Tower School eighth graders spent their spring break on a cultural and humanitarian trip to Cuba. Their Spanish teacher, Victoria Dosch of Marblehead, grew up on the island.
“We traveled to the island with more than 30 suitcases of medical supplies and educational necessities,” Dosch said in a press release. “Staying with such welcoming Cuban families and visiting with school children, cancer patients and farmers, it was the least we could do to bring items that are impossible to find on the island. We left with empty bags and incredibly full hearts and deeper perspectives on a land so few get to visit.”
Dosch and fellow teacher Jaclyne Ainlay led 16 Tower students on the trip, which included connecting with local youth via school and sports; riding horseback through the beautiful valley of Viñales and learning firsthand from farmers how cigars, rum, coffee and honey are made.



The Tower group was also invited to the British ambassador’s house for a round-table reception, visited a former sugar factory (now an immersive artistic haven in Havana), snorkeled in a deep cenote cave, took in a Cuban baseball playoff game and participated in an “Amazing Race”-style photo scavenger hunt through the capital.
The students ate rice and beans for the week, packed their own toilet paper, adapted to life with little electricity and no cell service, and spoke in Spanish.

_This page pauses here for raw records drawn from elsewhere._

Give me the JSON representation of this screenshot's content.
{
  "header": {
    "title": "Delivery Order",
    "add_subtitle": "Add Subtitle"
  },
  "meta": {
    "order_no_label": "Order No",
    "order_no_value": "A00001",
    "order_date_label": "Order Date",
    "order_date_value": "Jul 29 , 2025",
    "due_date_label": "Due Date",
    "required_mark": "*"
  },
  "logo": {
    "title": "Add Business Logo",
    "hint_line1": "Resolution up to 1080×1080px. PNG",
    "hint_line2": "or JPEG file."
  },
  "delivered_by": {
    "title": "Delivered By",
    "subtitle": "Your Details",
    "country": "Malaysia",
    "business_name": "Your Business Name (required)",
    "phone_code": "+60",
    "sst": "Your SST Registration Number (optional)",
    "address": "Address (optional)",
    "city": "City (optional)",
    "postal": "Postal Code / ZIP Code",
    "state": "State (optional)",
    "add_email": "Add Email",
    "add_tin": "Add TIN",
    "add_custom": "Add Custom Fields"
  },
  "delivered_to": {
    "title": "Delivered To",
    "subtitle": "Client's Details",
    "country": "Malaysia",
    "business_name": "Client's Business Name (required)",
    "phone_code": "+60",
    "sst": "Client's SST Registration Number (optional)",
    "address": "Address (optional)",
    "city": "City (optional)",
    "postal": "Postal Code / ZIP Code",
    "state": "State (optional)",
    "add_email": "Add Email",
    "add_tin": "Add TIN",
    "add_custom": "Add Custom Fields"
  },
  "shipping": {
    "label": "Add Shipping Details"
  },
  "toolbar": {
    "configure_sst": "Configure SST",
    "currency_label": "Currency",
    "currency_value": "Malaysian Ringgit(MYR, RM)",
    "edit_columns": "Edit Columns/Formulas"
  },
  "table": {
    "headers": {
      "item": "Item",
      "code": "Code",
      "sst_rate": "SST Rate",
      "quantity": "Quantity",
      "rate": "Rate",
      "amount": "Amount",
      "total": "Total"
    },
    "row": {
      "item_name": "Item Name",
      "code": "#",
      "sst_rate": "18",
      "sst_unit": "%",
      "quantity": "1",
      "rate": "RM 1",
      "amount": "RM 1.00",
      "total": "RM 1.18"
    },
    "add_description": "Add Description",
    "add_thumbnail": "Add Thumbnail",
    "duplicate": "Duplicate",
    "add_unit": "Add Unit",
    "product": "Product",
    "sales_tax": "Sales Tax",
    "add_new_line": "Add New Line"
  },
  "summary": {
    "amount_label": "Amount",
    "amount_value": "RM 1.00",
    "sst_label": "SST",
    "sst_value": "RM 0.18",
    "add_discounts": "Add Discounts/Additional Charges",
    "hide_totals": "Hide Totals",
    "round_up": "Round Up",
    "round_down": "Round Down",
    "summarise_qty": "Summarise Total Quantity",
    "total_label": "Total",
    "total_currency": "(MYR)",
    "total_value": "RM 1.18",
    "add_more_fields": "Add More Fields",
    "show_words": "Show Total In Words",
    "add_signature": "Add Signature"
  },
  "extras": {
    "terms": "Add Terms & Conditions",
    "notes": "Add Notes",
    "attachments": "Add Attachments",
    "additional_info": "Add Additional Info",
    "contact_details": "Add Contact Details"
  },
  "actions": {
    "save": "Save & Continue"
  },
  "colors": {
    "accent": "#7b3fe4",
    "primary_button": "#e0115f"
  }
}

“Not many students would choose to spend their vacation time with their teachers doing something so far removed from their own reality, and something that is not easy. We give this group and their parents all the credit,” Dosch said.
According to Tower, these experiences provided students with exposure to the beauty of the island as well as the difficulties of life under Communist rule: little freedom and an embargo that creates extreme scarcity for essentials such as water, food, gasoline and electricity for the approximately 11 million residents.
“This trip was eye-opening for me, to be able to understand life from a different perspective and learn to be grateful for the things that we have,” Tower student Evie Becker said. “Cubans are wonderful and welcoming people, and it was so special to be able to interact with them and learn so much. I will never forget the lessons I have learned and the things I experienced.”

Since leaving Cuba 20 years ago, Dosch has accompanied almost that many groups on trips to the island.
“I don’t think I will ever tire of it,” she said. “Nor will I stop dreaming of a Cuba Libre, a free Cuba. Until then, we will keep doing these small things, with great love, and I know the lessons we’ve learned will continue to ripple out far further than the 90 miles of choppy waters between our two countries.”